The Tax Cuts and Jobs Act created a novel new federal motivation for entrepreneurs to invest private capital into low-income, undercapitalized communities. Labeled “Opportunity Zones,” these communities were identified by state governors based on economic data from the 2010 Census and designated by the United States Treasury Department and Internal Revenue Service as areas in which corporations and individuals might receive tax incentives for investing qualified capital gains.
Since their creation, these Opportunity Zones have been lauded as having the potential to move massive amounts of capital into communities that have historically received little to no outside investment and criticized as an avenue for outside investors to dump money into investment black holes. Unfortunately, as happens so often with nascent programs, the regulatory language and anecdotal history is so sparse that both of these things can be true. The key to ensuring that Opportunity Zones are characterized in a positive way, then, is to ensure that participant investors are adequately informed.
That begins with a foundational understanding of how Opportunity Zones work. Essentially, the business entities and individuals looking to invest in these communities must first forming a Qualified Opportunity Fund (each, a “QOF”). These companies can be structured as a partnership, limited liability company, or corporation for the express purpose of investing in businesses located in Qualified Opportunity Zones. Importantly, any investors hoping to receive QOZ tax incentives via a QOF must do so by investing capital gain. While other kinds of capital may be invested into a QOF, that capital will never be considered for the same tax incentives as capital gains.
These QOFs must then invest directly in businesses or real estate residing in QOZs. Otherwise known as Qualified Opportunity Zone Businesses (each, a “QOZB”), these entities can either predate the QOZ program or, importantly, be founded by the QOFs in these undercapitalized communities. Either way, the investments in these QOZBs must result in “substantial improvements” to the business or the property within thirty (30) months of the initial investment. Additionally, in order to maintain their tax incentive eligibility, QOFs must hold at least ninety percent (90%) of their assets in QOZBs.

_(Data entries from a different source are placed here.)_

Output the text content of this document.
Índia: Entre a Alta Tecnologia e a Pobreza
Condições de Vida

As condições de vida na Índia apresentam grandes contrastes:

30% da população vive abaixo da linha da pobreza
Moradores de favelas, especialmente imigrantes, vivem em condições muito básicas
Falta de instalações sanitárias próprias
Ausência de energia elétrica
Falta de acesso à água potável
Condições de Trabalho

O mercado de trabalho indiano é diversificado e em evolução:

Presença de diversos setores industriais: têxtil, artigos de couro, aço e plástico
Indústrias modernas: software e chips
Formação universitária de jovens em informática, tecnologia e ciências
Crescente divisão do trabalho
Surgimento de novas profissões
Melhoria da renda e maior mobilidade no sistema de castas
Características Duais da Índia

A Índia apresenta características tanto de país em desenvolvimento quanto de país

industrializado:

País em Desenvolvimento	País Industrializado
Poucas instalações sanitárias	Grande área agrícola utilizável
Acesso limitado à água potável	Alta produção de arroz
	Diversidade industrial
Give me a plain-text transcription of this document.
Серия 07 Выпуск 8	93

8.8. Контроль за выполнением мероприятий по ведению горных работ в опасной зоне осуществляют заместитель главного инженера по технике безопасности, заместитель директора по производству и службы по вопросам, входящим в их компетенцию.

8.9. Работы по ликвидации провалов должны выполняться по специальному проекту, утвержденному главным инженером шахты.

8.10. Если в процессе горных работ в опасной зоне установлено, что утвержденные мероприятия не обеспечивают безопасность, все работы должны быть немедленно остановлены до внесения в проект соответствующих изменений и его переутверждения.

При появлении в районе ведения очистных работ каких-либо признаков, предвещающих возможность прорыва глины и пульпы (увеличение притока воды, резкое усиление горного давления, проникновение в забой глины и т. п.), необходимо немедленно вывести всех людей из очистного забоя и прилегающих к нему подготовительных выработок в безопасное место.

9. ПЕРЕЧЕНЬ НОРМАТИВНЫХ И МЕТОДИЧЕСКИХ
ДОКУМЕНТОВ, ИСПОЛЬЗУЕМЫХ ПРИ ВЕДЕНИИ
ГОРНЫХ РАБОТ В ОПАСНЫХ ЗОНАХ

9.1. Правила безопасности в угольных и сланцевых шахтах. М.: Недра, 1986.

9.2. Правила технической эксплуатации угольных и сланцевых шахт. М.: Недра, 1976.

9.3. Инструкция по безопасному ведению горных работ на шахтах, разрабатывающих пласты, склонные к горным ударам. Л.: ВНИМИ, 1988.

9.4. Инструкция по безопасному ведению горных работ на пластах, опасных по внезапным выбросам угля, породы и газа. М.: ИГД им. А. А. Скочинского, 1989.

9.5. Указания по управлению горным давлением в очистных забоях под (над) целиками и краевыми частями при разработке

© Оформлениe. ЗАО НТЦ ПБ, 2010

The tax incentives for QOZ investments can be significant. First of all, any capital gains invested into a QOF – and, in turn, a QOZB – are eligible for tax deferment. What’s more, if the QOF maintains its investment in a QOZB for five years or longer, it will be eligible to receive a ten percent (10%) reduction in taxation on the invested capital gain. If the investment is held for seven (7) or more years, it will be eligible for a fifteen (15%) reduction. If you hold the QOF investment for ten years, you can reduce capital gains by 15% in the seventh year and exclude any capital gains from the QOF investment when you sell. The only condition is that the investor must sell the QOF before December 31, 2047. And, if held for ten years or longer, the investment will not owe any federal income taxes on the fund’s appreciation. Originally, such investments were limited to 180 days from the realization of the original gain (the Investment Period). Subsequently, the IRS has extended the 180-day window to December 31, 2020 for any Investment Period that would have otherwise ended between April 1 and December 30.
Now, the IRS and the United States Treasury Department are still refining and sharpening the regulatory rules surrounding QOZs. That means the landscape of QOZ investments, and their associated taxation consequences, will be constantly evolving over the next several years. It is imperative, then, that you navigate these QOZ waters with experienced and knowledgeable professionals who will help you both interpret the ever-evolving tax regulations while also authoring the governance documents to ensure consistent compliance with the foundational requirements of the program.